The meeting breaks up to the jingle of spurs and the crunch of gravel under boots. The pickups file through Movie Draw, the setting for the 1956 film The Last Hunt and the bison stampede in 1962's How the West Was Won, and spread out at the far end of the valley. The riders, meanwhile, split into three teams, flushing stragglers from steep ravines and the green ash in the creek bottom. These modern-day cowboys communicate with the pickup drivers by two-way radios. One cowpoke even has a TV network's compact video camera duct-taped to his hat.
As the riders work the flanks of the herd, trucks buck over the rocky ground, pushing the herd down the valley. With their huge heads and high humps, the buffalo look as if they're about to tip forward. Yet they run with astounding speed and agility. "They just kind of float, don't they," says Doug Scott, a pickup driver. Affirming the comment, a running bull effortlessly pirouettes 360 degrees while keeping pace with the racing herd.
Thundering through a narrow pass toward the corrals, the 1,500 bison present a picture of the 19th century, when the animals, according to a zoologist of the time, were as plentiful as "fish in the sea," and a frontiersman reported traveling for three days against a river of bison that stretched to the horizon in all directions. But farmers shot the animals to save their fences, soldiers destroyed them to starve hostile Plains Indians, market hunters killed them for their meat and hides, and sportsmen shot them by the thousands for fun. By the turn of the century, as few as 1,000 remained.
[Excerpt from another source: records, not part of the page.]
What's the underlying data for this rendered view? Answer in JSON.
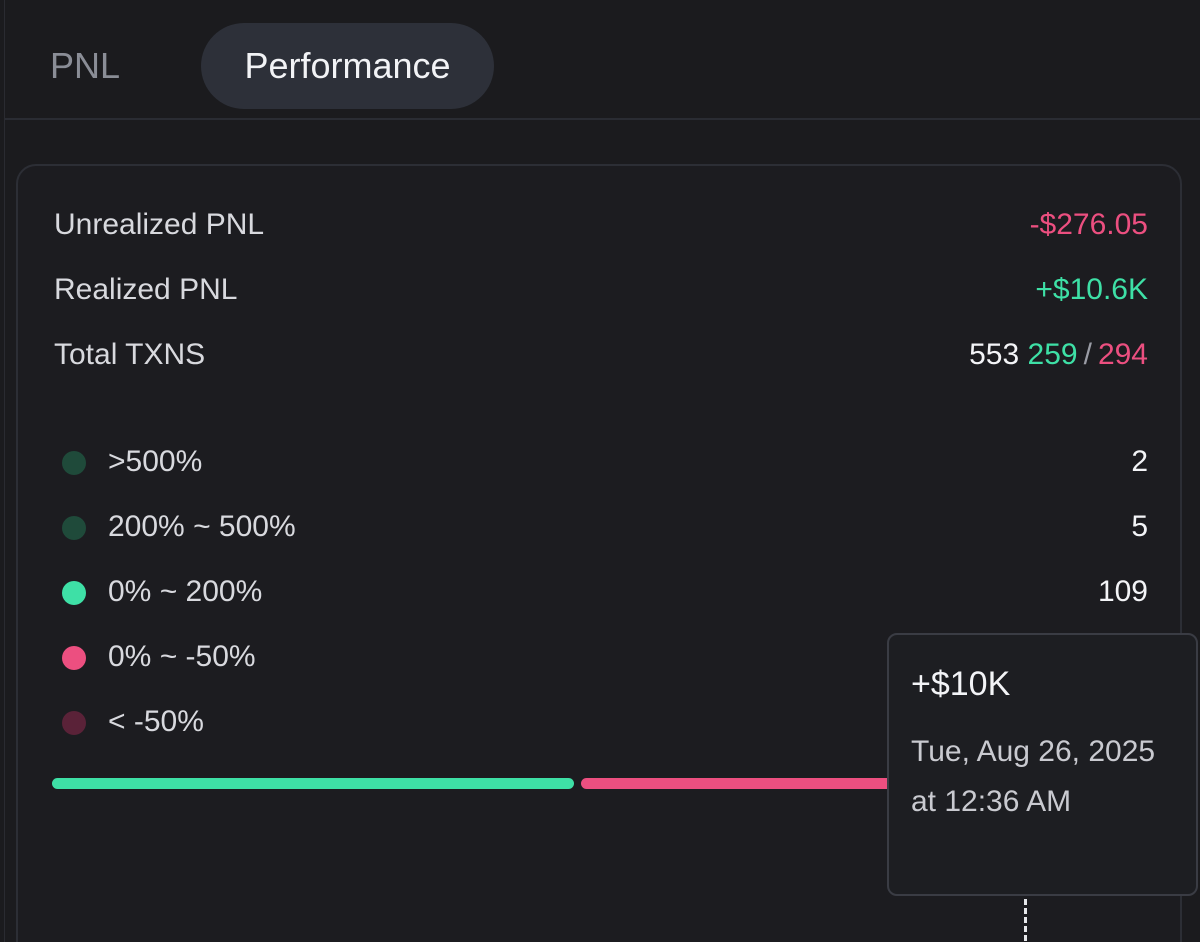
{
  "tabs": [
    {
      "label": "PNL",
      "active": false
    },
    {
      "label": "Performance",
      "active": true
    }
  ],
  "summary": {
    "unrealized": {
      "label": "Unrealized PNL",
      "value": "-$276.05"
    },
    "realized": {
      "label": "Realized PNL",
      "value": "+$10.6K"
    },
    "txns": {
      "label": "Total TXNS",
      "total": "553",
      "wins": "259",
      "separator": "/",
      "losses": "294"
    }
  },
  "buckets": [
    {
      "label": ">500%",
      "count": "2",
      "color": "#1f4a3a"
    },
    {
      "label": "200% ~ 500%",
      "count": "5",
      "color": "#1f4a3a"
    },
    {
      "label": "0% ~ 200%",
      "count": "109",
      "color": "#3ee0a6"
    },
    {
      "label": "0% ~ -50%",
      "count": "",
      "color": "#ec4f80"
    },
    {
      "label": "< -50%",
      "count": "",
      "color": "#5a2238"
    }
  ],
  "distribution": {
    "positive_color": "#3ee0a6",
    "negative_color": "#ec4f80"
  },
  "tooltip": {
    "value": "+$10K",
    "date": "Tue, Aug 26, 2025 at 12:36 AM"
  }
}
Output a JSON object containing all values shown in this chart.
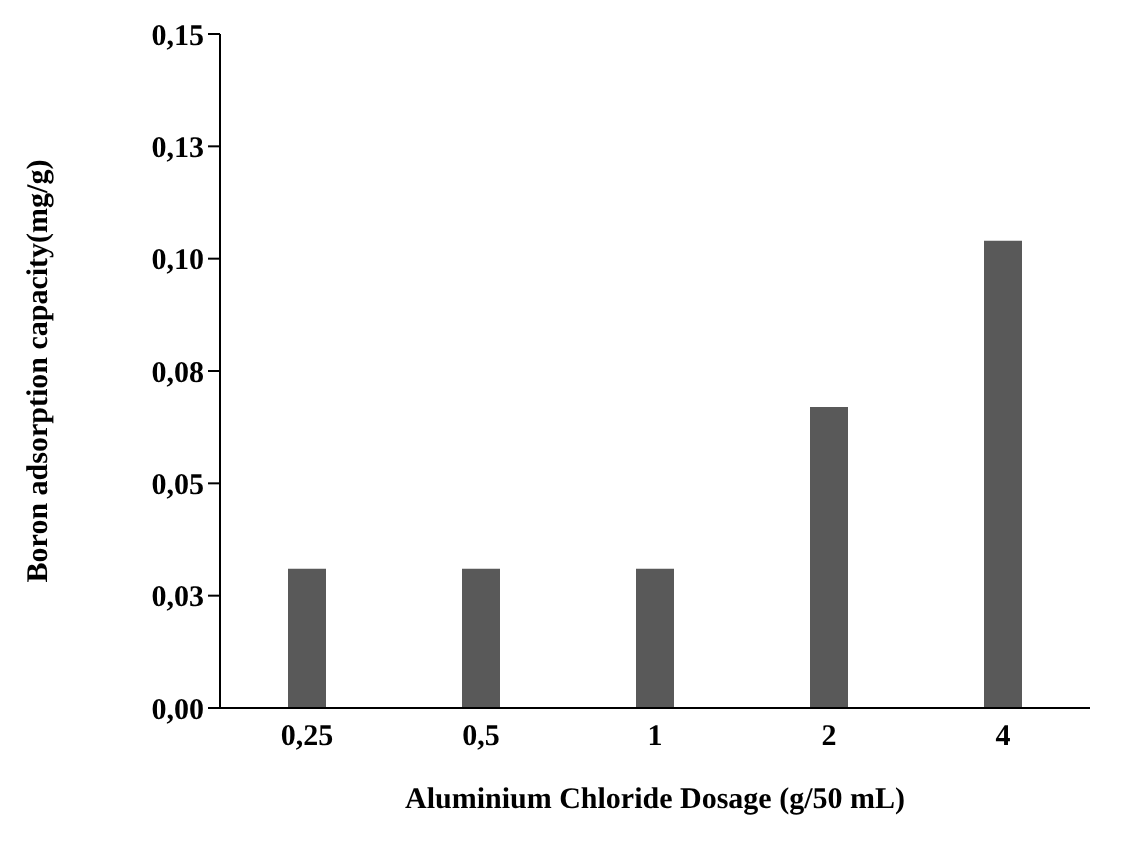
{
  "chart_data": {
    "type": "bar",
    "xlabel": "Aluminium Chloride Dosage (g/50 mL)",
    "ylabel": "Boron adsorption capacity(mg/g)",
    "categories": [
      "0,25",
      "0,5",
      "1",
      "2",
      "4"
    ],
    "values": [
      0.031,
      0.031,
      0.031,
      0.067,
      0.104
    ],
    "color": "#595959",
    "ylim": [
      0,
      0.15
    ],
    "yticks": [
      {
        "value": 0,
        "label": "0,00"
      },
      {
        "value": 0.025,
        "label": "0,03"
      },
      {
        "value": 0.05,
        "label": "0,05"
      },
      {
        "value": 0.075,
        "label": "0,08"
      },
      {
        "value": 0.1,
        "label": "0,10"
      },
      {
        "value": 0.125,
        "label": "0,13"
      },
      {
        "value": 0.15,
        "label": "0,15"
      }
    ],
    "grid": false,
    "legend": false
  }
}
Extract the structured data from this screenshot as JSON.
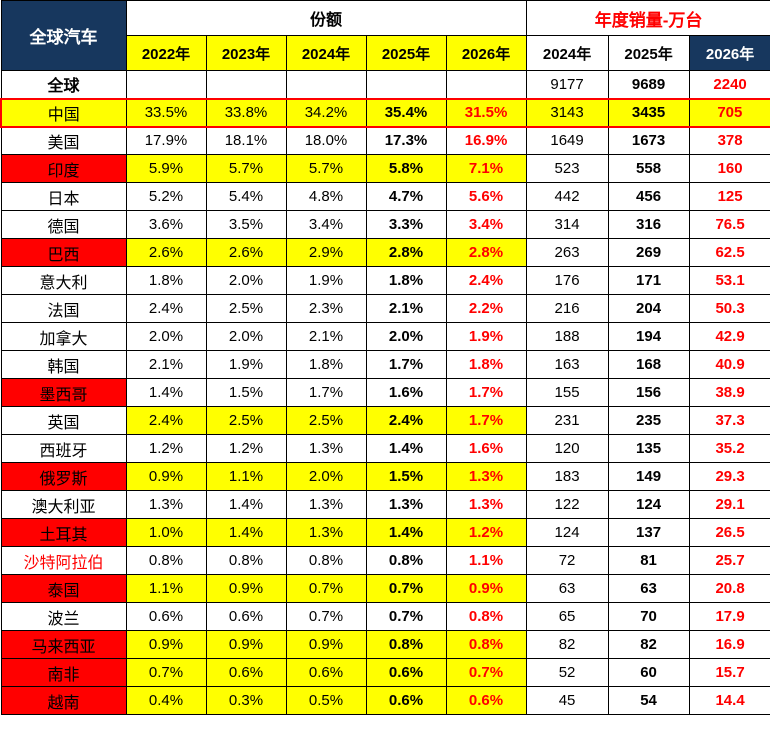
{
  "colors": {
    "navy": "#17375E",
    "yellow": "#FFFF00",
    "red": "#FF0000",
    "grid": "#000000"
  },
  "header": {
    "corner_label": "全球汽车",
    "share_group_label": "份额",
    "sales_group_label": "年度销量-万台",
    "share_year_headers": [
      "2022年",
      "2023年",
      "2024年",
      "2025年",
      "2026年"
    ],
    "sales_year_headers": [
      "2024年",
      "2025年",
      "2026年"
    ]
  },
  "table": {
    "rows": [
      {
        "name": "全球",
        "name_bold": true,
        "name_color": "black",
        "name_bg": "white",
        "share_bg": "white",
        "sales_bg": "white",
        "red_outline": false,
        "share": [
          "",
          "",
          "",
          "",
          ""
        ],
        "sales": [
          "9177",
          "9689",
          "2240"
        ]
      },
      {
        "name": "中国",
        "name_bold": false,
        "name_color": "black",
        "name_bg": "yellow",
        "share_bg": "yellow",
        "sales_bg": "yellow",
        "red_outline": true,
        "share": [
          "33.5%",
          "33.8%",
          "34.2%",
          "35.4%",
          "31.5%"
        ],
        "sales": [
          "3143",
          "3435",
          "705"
        ]
      },
      {
        "name": "美国",
        "name_bold": false,
        "name_color": "black",
        "name_bg": "white",
        "share_bg": "white",
        "sales_bg": "white",
        "red_outline": false,
        "share": [
          "17.9%",
          "18.1%",
          "18.0%",
          "17.3%",
          "16.9%"
        ],
        "sales": [
          "1649",
          "1673",
          "378"
        ]
      },
      {
        "name": "印度",
        "name_bold": false,
        "name_color": "black",
        "name_bg": "red",
        "share_bg": "yellow",
        "sales_bg": "white",
        "red_outline": false,
        "share": [
          "5.9%",
          "5.7%",
          "5.7%",
          "5.8%",
          "7.1%"
        ],
        "sales": [
          "523",
          "558",
          "160"
        ]
      },
      {
        "name": "日本",
        "name_bold": false,
        "name_color": "black",
        "name_bg": "white",
        "share_bg": "white",
        "sales_bg": "white",
        "red_outline": false,
        "share": [
          "5.2%",
          "5.4%",
          "4.8%",
          "4.7%",
          "5.6%"
        ],
        "sales": [
          "442",
          "456",
          "125"
        ]
      },
      {
        "name": "德国",
        "name_bold": false,
        "name_color": "black",
        "name_bg": "white",
        "share_bg": "white",
        "sales_bg": "white",
        "red_outline": false,
        "share": [
          "3.6%",
          "3.5%",
          "3.4%",
          "3.3%",
          "3.4%"
        ],
        "sales": [
          "314",
          "316",
          "76.5"
        ]
      },
      {
        "name": "巴西",
        "name_bold": false,
        "name_color": "black",
        "name_bg": "red",
        "share_bg": "yellow",
        "sales_bg": "white",
        "red_outline": false,
        "share": [
          "2.6%",
          "2.6%",
          "2.9%",
          "2.8%",
          "2.8%"
        ],
        "sales": [
          "263",
          "269",
          "62.5"
        ]
      },
      {
        "name": "意大利",
        "name_bold": false,
        "name_color": "black",
        "name_bg": "white",
        "share_bg": "white",
        "sales_bg": "white",
        "red_outline": false,
        "share": [
          "1.8%",
          "2.0%",
          "1.9%",
          "1.8%",
          "2.4%"
        ],
        "sales": [
          "176",
          "171",
          "53.1"
        ]
      },
      {
        "name": "法国",
        "name_bold": false,
        "name_color": "black",
        "name_bg": "white",
        "share_bg": "white",
        "sales_bg": "white",
        "red_outline": false,
        "share": [
          "2.4%",
          "2.5%",
          "2.3%",
          "2.1%",
          "2.2%"
        ],
        "sales": [
          "216",
          "204",
          "50.3"
        ]
      },
      {
        "name": "加拿大",
        "name_bold": false,
        "name_color": "black",
        "name_bg": "white",
        "share_bg": "white",
        "sales_bg": "white",
        "red_outline": false,
        "share": [
          "2.0%",
          "2.0%",
          "2.1%",
          "2.0%",
          "1.9%"
        ],
        "sales": [
          "188",
          "194",
          "42.9"
        ]
      },
      {
        "name": "韩国",
        "name_bold": false,
        "name_color": "black",
        "name_bg": "white",
        "share_bg": "white",
        "sales_bg": "white",
        "red_outline": false,
        "share": [
          "2.1%",
          "1.9%",
          "1.8%",
          "1.7%",
          "1.8%"
        ],
        "sales": [
          "163",
          "168",
          "40.9"
        ]
      },
      {
        "name": "墨西哥",
        "name_bold": false,
        "name_color": "black",
        "name_bg": "red",
        "share_bg": "white",
        "sales_bg": "white",
        "red_outline": false,
        "share": [
          "1.4%",
          "1.5%",
          "1.7%",
          "1.6%",
          "1.7%"
        ],
        "sales": [
          "155",
          "156",
          "38.9"
        ]
      },
      {
        "name": "英国",
        "name_bold": false,
        "name_color": "black",
        "name_bg": "white",
        "share_bg": "yellow",
        "sales_bg": "white",
        "red_outline": false,
        "share": [
          "2.4%",
          "2.5%",
          "2.5%",
          "2.4%",
          "1.7%"
        ],
        "sales": [
          "231",
          "235",
          "37.3"
        ]
      },
      {
        "name": "西班牙",
        "name_bold": false,
        "name_color": "black",
        "name_bg": "white",
        "share_bg": "white",
        "sales_bg": "white",
        "red_outline": false,
        "share": [
          "1.2%",
          "1.2%",
          "1.3%",
          "1.4%",
          "1.6%"
        ],
        "sales": [
          "120",
          "135",
          "35.2"
        ]
      },
      {
        "name": "俄罗斯",
        "name_bold": false,
        "name_color": "black",
        "name_bg": "red",
        "share_bg": "yellow",
        "sales_bg": "white",
        "red_outline": false,
        "share": [
          "0.9%",
          "1.1%",
          "2.0%",
          "1.5%",
          "1.3%"
        ],
        "sales": [
          "183",
          "149",
          "29.3"
        ]
      },
      {
        "name": "澳大利亚",
        "name_bold": false,
        "name_color": "black",
        "name_bg": "white",
        "share_bg": "white",
        "sales_bg": "white",
        "red_outline": false,
        "share": [
          "1.3%",
          "1.4%",
          "1.3%",
          "1.3%",
          "1.3%"
        ],
        "sales": [
          "122",
          "124",
          "29.1"
        ]
      },
      {
        "name": "土耳其",
        "name_bold": false,
        "name_color": "black",
        "name_bg": "red",
        "share_bg": "yellow",
        "sales_bg": "white",
        "red_outline": false,
        "share": [
          "1.0%",
          "1.4%",
          "1.3%",
          "1.4%",
          "1.2%"
        ],
        "sales": [
          "124",
          "137",
          "26.5"
        ]
      },
      {
        "name": "沙特阿拉伯",
        "name_bold": false,
        "name_color": "red",
        "name_bg": "white",
        "share_bg": "white",
        "sales_bg": "white",
        "red_outline": false,
        "share": [
          "0.8%",
          "0.8%",
          "0.8%",
          "0.8%",
          "1.1%"
        ],
        "sales": [
          "72",
          "81",
          "25.7"
        ]
      },
      {
        "name": "泰国",
        "name_bold": false,
        "name_color": "black",
        "name_bg": "red",
        "share_bg": "yellow",
        "sales_bg": "white",
        "red_outline": false,
        "share": [
          "1.1%",
          "0.9%",
          "0.7%",
          "0.7%",
          "0.9%"
        ],
        "sales": [
          "63",
          "63",
          "20.8"
        ]
      },
      {
        "name": "波兰",
        "name_bold": false,
        "name_color": "black",
        "name_bg": "white",
        "share_bg": "white",
        "sales_bg": "white",
        "red_outline": false,
        "share": [
          "0.6%",
          "0.6%",
          "0.7%",
          "0.7%",
          "0.8%"
        ],
        "sales": [
          "65",
          "70",
          "17.9"
        ]
      },
      {
        "name": "马来西亚",
        "name_bold": false,
        "name_color": "black",
        "name_bg": "red",
        "share_bg": "yellow",
        "sales_bg": "white",
        "red_outline": false,
        "share": [
          "0.9%",
          "0.9%",
          "0.9%",
          "0.8%",
          "0.8%"
        ],
        "sales": [
          "82",
          "82",
          "16.9"
        ]
      },
      {
        "name": "南非",
        "name_bold": false,
        "name_color": "black",
        "name_bg": "red",
        "share_bg": "yellow",
        "sales_bg": "white",
        "red_outline": false,
        "share": [
          "0.7%",
          "0.6%",
          "0.6%",
          "0.6%",
          "0.7%"
        ],
        "sales": [
          "52",
          "60",
          "15.7"
        ]
      },
      {
        "name": "越南",
        "name_bold": false,
        "name_color": "black",
        "name_bg": "red",
        "share_bg": "yellow",
        "sales_bg": "white",
        "red_outline": false,
        "share": [
          "0.4%",
          "0.3%",
          "0.5%",
          "0.6%",
          "0.6%"
        ],
        "sales": [
          "45",
          "54",
          "14.4"
        ]
      }
    ]
  },
  "chart_data": {
    "type": "table",
    "title": "全球汽车 份额与年度销量",
    "column_groups": [
      "份额",
      "年度销量-万台"
    ],
    "share_years": [
      2022,
      2023,
      2024,
      2025,
      2026
    ],
    "sales_years": [
      2024,
      2025,
      2026
    ],
    "sales_unit": "万台",
    "rows": [
      {
        "region": "全球",
        "share_pct": [
          null,
          null,
          null,
          null,
          null
        ],
        "sales": [
          9177,
          9689,
          2240
        ]
      },
      {
        "region": "中国",
        "share_pct": [
          33.5,
          33.8,
          34.2,
          35.4,
          31.5
        ],
        "sales": [
          3143,
          3435,
          705
        ]
      },
      {
        "region": "美国",
        "share_pct": [
          17.9,
          18.1,
          18.0,
          17.3,
          16.9
        ],
        "sales": [
          1649,
          1673,
          378
        ]
      },
      {
        "region": "印度",
        "share_pct": [
          5.9,
          5.7,
          5.7,
          5.8,
          7.1
        ],
        "sales": [
          523,
          558,
          160
        ]
      },
      {
        "region": "日本",
        "share_pct": [
          5.2,
          5.4,
          4.8,
          4.7,
          5.6
        ],
        "sales": [
          442,
          456,
          125
        ]
      },
      {
        "region": "德国",
        "share_pct": [
          3.6,
          3.5,
          3.4,
          3.3,
          3.4
        ],
        "sales": [
          314,
          316,
          76.5
        ]
      },
      {
        "region": "巴西",
        "share_pct": [
          2.6,
          2.6,
          2.9,
          2.8,
          2.8
        ],
        "sales": [
          263,
          269,
          62.5
        ]
      },
      {
        "region": "意大利",
        "share_pct": [
          1.8,
          2.0,
          1.9,
          1.8,
          2.4
        ],
        "sales": [
          176,
          171,
          53.1
        ]
      },
      {
        "region": "法国",
        "share_pct": [
          2.4,
          2.5,
          2.3,
          2.1,
          2.2
        ],
        "sales": [
          216,
          204,
          50.3
        ]
      },
      {
        "region": "加拿大",
        "share_pct": [
          2.0,
          2.0,
          2.1,
          2.0,
          1.9
        ],
        "sales": [
          188,
          194,
          42.9
        ]
      },
      {
        "region": "韩国",
        "share_pct": [
          2.1,
          1.9,
          1.8,
          1.7,
          1.8
        ],
        "sales": [
          163,
          168,
          40.9
        ]
      },
      {
        "region": "墨西哥",
        "share_pct": [
          1.4,
          1.5,
          1.7,
          1.6,
          1.7
        ],
        "sales": [
          155,
          156,
          38.9
        ]
      },
      {
        "region": "英国",
        "share_pct": [
          2.4,
          2.5,
          2.5,
          2.4,
          1.7
        ],
        "sales": [
          231,
          235,
          37.3
        ]
      },
      {
        "region": "西班牙",
        "share_pct": [
          1.2,
          1.2,
          1.3,
          1.4,
          1.6
        ],
        "sales": [
          120,
          135,
          35.2
        ]
      },
      {
        "region": "俄罗斯",
        "share_pct": [
          0.9,
          1.1,
          2.0,
          1.5,
          1.3
        ],
        "sales": [
          183,
          149,
          29.3
        ]
      },
      {
        "region": "澳大利亚",
        "share_pct": [
          1.3,
          1.4,
          1.3,
          1.3,
          1.3
        ],
        "sales": [
          122,
          124,
          29.1
        ]
      },
      {
        "region": "土耳其",
        "share_pct": [
          1.0,
          1.4,
          1.3,
          1.4,
          1.2
        ],
        "sales": [
          124,
          137,
          26.5
        ]
      },
      {
        "region": "沙特阿拉伯",
        "share_pct": [
          0.8,
          0.8,
          0.8,
          0.8,
          1.1
        ],
        "sales": [
          72,
          81,
          25.7
        ]
      },
      {
        "region": "泰国",
        "share_pct": [
          1.1,
          0.9,
          0.7,
          0.7,
          0.9
        ],
        "sales": [
          63,
          63,
          20.8
        ]
      },
      {
        "region": "波兰",
        "share_pct": [
          0.6,
          0.6,
          0.7,
          0.7,
          0.8
        ],
        "sales": [
          65,
          70,
          17.9
        ]
      },
      {
        "region": "马来西亚",
        "share_pct": [
          0.9,
          0.9,
          0.9,
          0.8,
          0.8
        ],
        "sales": [
          82,
          82,
          16.9
        ]
      },
      {
        "region": "南非",
        "share_pct": [
          0.7,
          0.6,
          0.6,
          0.6,
          0.7
        ],
        "sales": [
          52,
          60,
          15.7
        ]
      },
      {
        "region": "越南",
        "share_pct": [
          0.4,
          0.3,
          0.5,
          0.6,
          0.6
        ],
        "sales": [
          45,
          54,
          14.4
        ]
      }
    ]
  }
}
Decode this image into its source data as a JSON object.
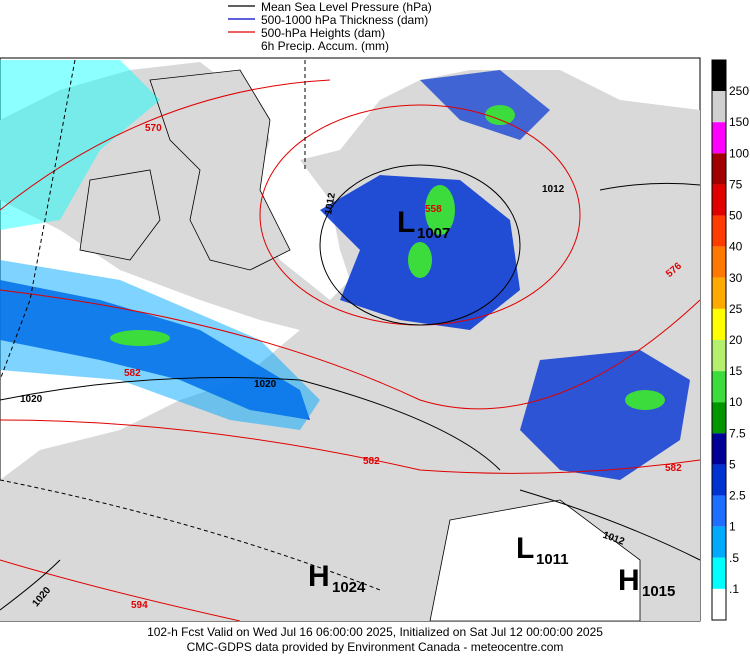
{
  "legend": [
    {
      "label": "Mean Sea Level Pressure (hPa)",
      "color": "#000000"
    },
    {
      "label": "500-1000 hPa Thickness (dam)",
      "color": "#0000c8"
    },
    {
      "label": "500-hPa Heights (dam)",
      "color": "#e00000"
    },
    {
      "label": "6h Precip. Accum. (mm)"
    }
  ],
  "colorbar": {
    "labels": [
      "250",
      "150",
      "100",
      "75",
      "50",
      "40",
      "30",
      "25",
      "20",
      "15",
      "10",
      "7.5",
      "5",
      "2.5",
      "1",
      ".5",
      ".1"
    ],
    "colors": [
      "#000000",
      "#d0d0d0",
      "#ff00ff",
      "#a00000",
      "#e00000",
      "#ff3c00",
      "#ff7800",
      "#ffaa00",
      "#ffff00",
      "#b4f06e",
      "#3cdc3c",
      "#009600",
      "#000096",
      "#0032d2",
      "#1e6eff",
      "#00aaff",
      "#00ffff",
      "#ffffff"
    ]
  },
  "contour_labels": [
    "570",
    "1012",
    "558",
    "1012",
    "576",
    "582",
    "1020",
    "1020",
    "582",
    "582",
    "1012",
    "1020",
    "594"
  ],
  "centers": [
    {
      "letter": "L",
      "value": "1007"
    },
    {
      "letter": "L",
      "value": "1011"
    },
    {
      "letter": "H",
      "value": "1024"
    },
    {
      "letter": "H",
      "value": "1015"
    }
  ],
  "footer": [
    "102-h Fcst Valid on Wed Jul 16 06:00:00 2025, Initialized on Sat Jul 12 00:00:00 2025",
    "CMC-GDPS data provided by Environment Canada - meteocentre.com"
  ]
}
Since then buffalo have come back from the brink of extinction. Today about 150,000 roam North America's grasslands. Public herds number about 17,000, and most of the others graze on private ranches, where landowners are discovering that wildlife conservation and profits can go hand in hand. Long adapted to the harsh climate and coarse grass of the Great Plains, the buffalo need little care. Yet prices for their meat and for breeding animals are twice as high as those for cattle.
The Custer herd lopes into the creek bottom near the last corral, followed by a storm of riders, trucks and dust. In the shelter of the cottonwoods, the herd splits and swirls like a whirlwind. A couple of animals squirt out past a truck. Instantly, dozens follow at a gallop.
"C'mon, push them," Scott yells in frustration from behind the wheel of his pickup. "Let them stand for a minute, they'll find a spot and go." A couple of trucks close the gap, forcing the whirling mass of bison back toward the corral. As the lead animals find the gate, the rest trot behind. At 9:40 a.m. the gate swings shut. Walker regroups the park staff to begin two days of branding and inoculating calves and drawing blood to test sale animals for disease.
The cowhands' work is done for another year. Lantis will return to sales and pack trips. The roundup was good, he says. "Real good. Too smooth. Kind of like it had milk-cow syndrome."
But you hear no complaint from Louie Larson, who's taking a breather in the back of a pickup. "Great, just great," he says. He pauses as if to reflect on the brown river of bison galloping under the blue prairie sky, and then smiles. "Better than great."